How to Tune a Kalman Filter: Step-by-Step Guide | JuliaHub

By: Fredrik Bagge Carlson

Re-posted from: https://info.juliahub.com/blog/tune-kalman-filter

The celebrated Kalman filter finds applications in many fields of engineering and economics. While many are familiar with the basic concepts of the Kalman filter, almost equally many find the “tuning parameters” associated with a Kalman filter nonintuitive and difficult to choose. While there are several parameters that can be tuned in a real-world application of a Kalman filter, we will focus on the most important ones: the process and measurement noise covariance matrices.

The Kalman filter

The Kalman filter is a form of Bayesian estimation algorithm that estimates the state $$x$$ of a linear dynamical system, subject to Gaussian noise $$e$$ acting on the measurements as well as the dynamics, $$w$$. More precisely, let the dynamics of a discrete-time linear dynamical system be given by

$$x_{k+1} = {Ax_k + Bu_k + w_k}$$
$$y_k = {Cx_k + Du_k + e_k}$$

 

where $$x_k \in \Bbb R^{n_x}$$ is the state of the system at time $$k, u_k \in \Bbb R^{n_u}$$ is an external input, $$A$$ and $$B$$ are the state transition and input matrices respectively, $$c$$ an output matrix and $$w_k \backsim N(0, R_1) $$ and $$e_k \backsim N(0, R_1) $$, are normally distributed process noise and measurement noise terms respectively. A state estimator like the Kalman filter allows us to estimate $$x$$ given only noisy measurements $$y \in \Bbb R^{n_y}$$, i.e., without necessarily having measurements of all the components of $$x$$ available.[obs] For this reason, state estimators are sometimes referred to as virtual sensors, i.e., they allows use to estimate what we cannot measure.

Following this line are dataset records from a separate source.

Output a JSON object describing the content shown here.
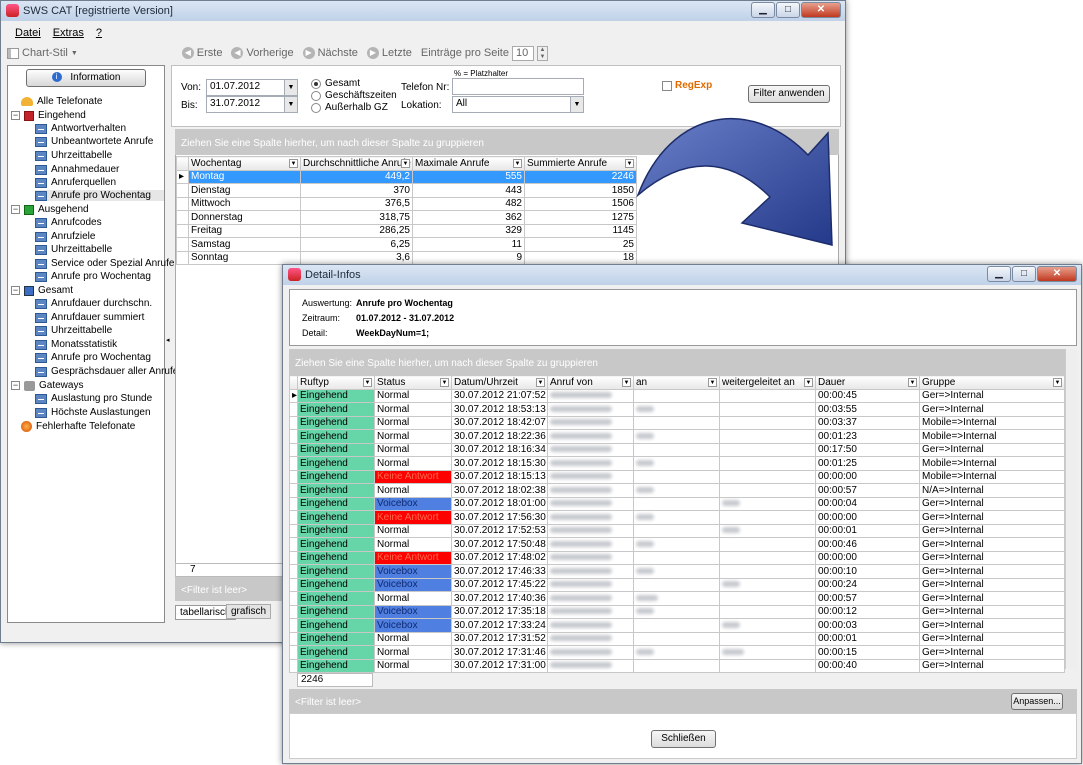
{
  "main_window": {
    "title": "SWS CAT [registrierte Version]",
    "menu": [
      "Datei",
      "Extras",
      "?"
    ],
    "toolbar": {
      "chart_style": "Chart-Stil",
      "first": "Erste",
      "prev": "Vorherige",
      "next": "Nächste",
      "last": "Letzte",
      "per_page_label": "Einträge pro Seite",
      "per_page_value": "10"
    },
    "sidebar": {
      "info_button": "Information",
      "items": [
        {
          "label": "Alle Telefonate"
        },
        {
          "label": "Eingehend"
        },
        {
          "label": "Antwortverhalten"
        },
        {
          "label": "Unbeantwortete Anrufe"
        },
        {
          "label": "Uhrzeittabelle"
        },
        {
          "label": "Annahmedauer"
        },
        {
          "label": "Anruferquellen"
        },
        {
          "label": "Anrufe pro Wochentag"
        },
        {
          "label": "Ausgehend"
        },
        {
          "label": "Anrufcodes"
        },
        {
          "label": "Anrufziele"
        },
        {
          "label": "Uhrzeittabelle"
        },
        {
          "label": "Service oder Spezial Anrufe"
        },
        {
          "label": "Anrufe pro Wochentag"
        },
        {
          "label": "Gesamt"
        },
        {
          "label": "Anrufdauer durchschn."
        },
        {
          "label": "Anrufdauer summiert"
        },
        {
          "label": "Uhrzeittabelle"
        },
        {
          "label": "Monatsstatistik"
        },
        {
          "label": "Anrufe pro Wochentag"
        },
        {
          "label": "Gesprächsdauer aller Anrufe"
        },
        {
          "label": "Gateways"
        },
        {
          "label": "Auslastung pro Stunde"
        },
        {
          "label": "Höchste Auslastungen"
        },
        {
          "label": "Fehlerhafte Telefonate"
        }
      ]
    },
    "filter": {
      "von_label": "Von:",
      "von_value": "01.07.2012",
      "bis_label": "Bis:",
      "bis_value": "31.07.2012",
      "radio_gesamt": "Gesamt",
      "radio_geschaeft": "Geschäftszeiten",
      "radio_ausserhalb": "Außerhalb GZ",
      "placeholder_hint": "% = Platzhalter",
      "telefon_label": "Telefon Nr:",
      "lokation_label": "Lokation:",
      "lokation_value": "All",
      "regexp_label": "RegExp",
      "apply_button": "Filter anwenden"
    },
    "group_hint": "Ziehen Sie eine Spalte hierher, um nach dieser Spalte zu gruppieren",
    "grid": {
      "headers": [
        "Wochentag",
        "Durchschnittliche Anrufe",
        "Maximale Anrufe",
        "Summierte Anrufe"
      ],
      "rows": [
        [
          "Montag",
          "449,2",
          "555",
          "2246"
        ],
        [
          "Dienstag",
          "370",
          "443",
          "1850"
        ],
        [
          "Mittwoch",
          "376,5",
          "482",
          "1506"
        ],
        [
          "Donnerstag",
          "318,75",
          "362",
          "1275"
        ],
        [
          "Freitag",
          "286,25",
          "329",
          "1145"
        ],
        [
          "Samstag",
          "6,25",
          "11",
          "25"
        ],
        [
          "Sonntag",
          "3,6",
          "9",
          "18"
        ]
      ],
      "footer_count": "7",
      "filter_empty": "<Filter ist leer>"
    },
    "tabs": [
      "tabellarisch",
      "grafisch"
    ]
  },
  "detail_window": {
    "title": "Detail-Infos",
    "auswertung_label": "Auswertung:",
    "auswertung_value": "Anrufe pro Wochentag",
    "zeitraum_label": "Zeitraum:",
    "zeitraum_value": "01.07.2012 - 31.07.2012",
    "detail_label": "Detail:",
    "detail_value": "WeekDayNum=1;",
    "group_hint": "Ziehen Sie eine Spalte hierher, um nach dieser Spalte zu gruppieren",
    "headers": [
      "Ruftyp",
      "Status",
      "Datum/Uhrzeit",
      "Anruf von",
      "an",
      "weitergeleitet an",
      "Dauer",
      "Gruppe"
    ],
    "rows": [
      {
        "typ": "Eingehend",
        "status": "Normal",
        "datum": "30.07.2012 21:07:52",
        "dauer": "00:00:45",
        "gruppe": "Ger=>Internal"
      },
      {
        "typ": "Eingehend",
        "status": "Normal",
        "datum": "30.07.2012 18:53:13",
        "dauer": "00:03:55",
        "gruppe": "Ger=>Internal"
      },
      {
        "typ": "Eingehend",
        "status": "Normal",
        "datum": "30.07.2012 18:42:07",
        "dauer": "00:03:37",
        "gruppe": "Mobile=>Internal"
      },
      {
        "typ": "Eingehend",
        "status": "Normal",
        "datum": "30.07.2012 18:22:36",
        "dauer": "00:01:23",
        "gruppe": "Mobile=>Internal"
      },
      {
        "typ": "Eingehend",
        "status": "Normal",
        "datum": "30.07.2012 18:16:34",
        "dauer": "00:17:50",
        "gruppe": "Ger=>Internal"
      },
      {
        "typ": "Eingehend",
        "status": "Normal",
        "datum": "30.07.2012 18:15:30",
        "dauer": "00:01:25",
        "gruppe": "Mobile=>Internal"
      },
      {
        "typ": "Eingehend",
        "status": "Keine Antwort",
        "datum": "30.07.2012 18:15:13",
        "dauer": "00:00:00",
        "gruppe": "Mobile=>Internal"
      },
      {
        "typ": "Eingehend",
        "status": "Normal",
        "datum": "30.07.2012 18:02:38",
        "dauer": "00:00:57",
        "gruppe": "N/A=>Internal"
      },
      {
        "typ": "Eingehend",
        "status": "Voicebox",
        "datum": "30.07.2012 18:01:00",
        "dauer": "00:00:04",
        "gruppe": "Ger=>Internal"
      },
      {
        "typ": "Eingehend",
        "status": "Keine Antwort",
        "datum": "30.07.2012 17:56:30",
        "dauer": "00:00:00",
        "gruppe": "Ger=>Internal"
      },
      {
        "typ": "Eingehend",
        "status": "Normal",
        "datum": "30.07.2012 17:52:53",
        "dauer": "00:00:01",
        "gruppe": "Ger=>Internal"
      },
      {
        "typ": "Eingehend",
        "status": "Normal",
        "datum": "30.07.2012 17:50:48",
        "dauer": "00:00:46",
        "gruppe": "Ger=>Internal"
      },
      {
        "typ": "Eingehend",
        "status": "Keine Antwort",
        "datum": "30.07.2012 17:48:02",
        "dauer": "00:00:00",
        "gruppe": "Ger=>Internal"
      },
      {
        "typ": "Eingehend",
        "status": "Voicebox",
        "datum": "30.07.2012 17:46:33",
        "dauer": "00:00:10",
        "gruppe": "Ger=>Internal"
      },
      {
        "typ": "Eingehend",
        "status": "Voicebox",
        "datum": "30.07.2012 17:45:22",
        "dauer": "00:00:24",
        "gruppe": "Ger=>Internal"
      },
      {
        "typ": "Eingehend",
        "status": "Normal",
        "datum": "30.07.2012 17:40:36",
        "dauer": "00:00:57",
        "gruppe": "Ger=>Internal"
      },
      {
        "typ": "Eingehend",
        "status": "Voicebox",
        "datum": "30.07.2012 17:35:18",
        "dauer": "00:00:12",
        "gruppe": "Ger=>Internal"
      },
      {
        "typ": "Eingehend",
        "status": "Voicebox",
        "datum": "30.07.2012 17:33:24",
        "dauer": "00:00:03",
        "gruppe": "Ger=>Internal"
      },
      {
        "typ": "Eingehend",
        "status": "Normal",
        "datum": "30.07.2012 17:31:52",
        "dauer": "00:00:01",
        "gruppe": "Ger=>Internal"
      },
      {
        "typ": "Eingehend",
        "status": "Normal",
        "datum": "30.07.2012 17:31:46",
        "dauer": "00:00:15",
        "gruppe": "Ger=>Internal"
      },
      {
        "typ": "Eingehend",
        "status": "Normal",
        "datum": "30.07.2012 17:31:00",
        "dauer": "00:00:40",
        "gruppe": "Ger=>Internal"
      }
    ],
    "footer_count": "2246",
    "filter_empty": "<Filter ist leer>",
    "customize_button": "Anpassen...",
    "close_button": "Schließen"
  },
  "colors": {
    "row_ruftyp": "#66d6a8",
    "status_keine": "#ff0000",
    "status_voicebox": "#4f7fe0",
    "selection": "#3399ff",
    "arrow": "#3b4f9c"
  }
}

The Kalman filter is popular for several important reasons, for one, it is the optimal estimator in the mean-square sense if the system dynamics is linear (can be time varying) and the noise acting on the system is Gaussian. In most practical applications, neither of these conditions hold exactly, but they often hold sufficiently well for the Kalman filter to remain useful.[nonlin] A perhaps even more useful property of the Kalman filter is that the posterior probability distribution over the state remains Gaussian throughout the operation of the filter, making it efficient to compute and store.

obs: Under a technical condition on the observability of the system dynamics.

nonlin: Several nonlinear state estimators exist as well.

What does “tuning the Kalman filter” mean?

To make use of a Kalman filter, we obviously need the dynamical model of the system given by the four matrices $$A,B,C$$ and $$D$$. We furthermore require a choice of the covariance matrices $$R_1$$ and $$R_2$$, and it is here a lot of aspiring Kalman-filter users get stuck. The covariance matrix of the measurement noise is often rather straightforward to estimate, just collect some measurement data when the system is at rest and compute the sample covariance, but we often lack any and all feeling for what the process noise covariance, $$R_1$$, should be.

In this blog post, we will try to give some intuition for how to choose the process noise covariance matrix $$R_1$$. We will come at this problem from a disturbance-modeling perspective, i.e., trying to reason about what disturbances act on the system and how, and what those imply for the structure and value of the covariance matrix $$R_1$$.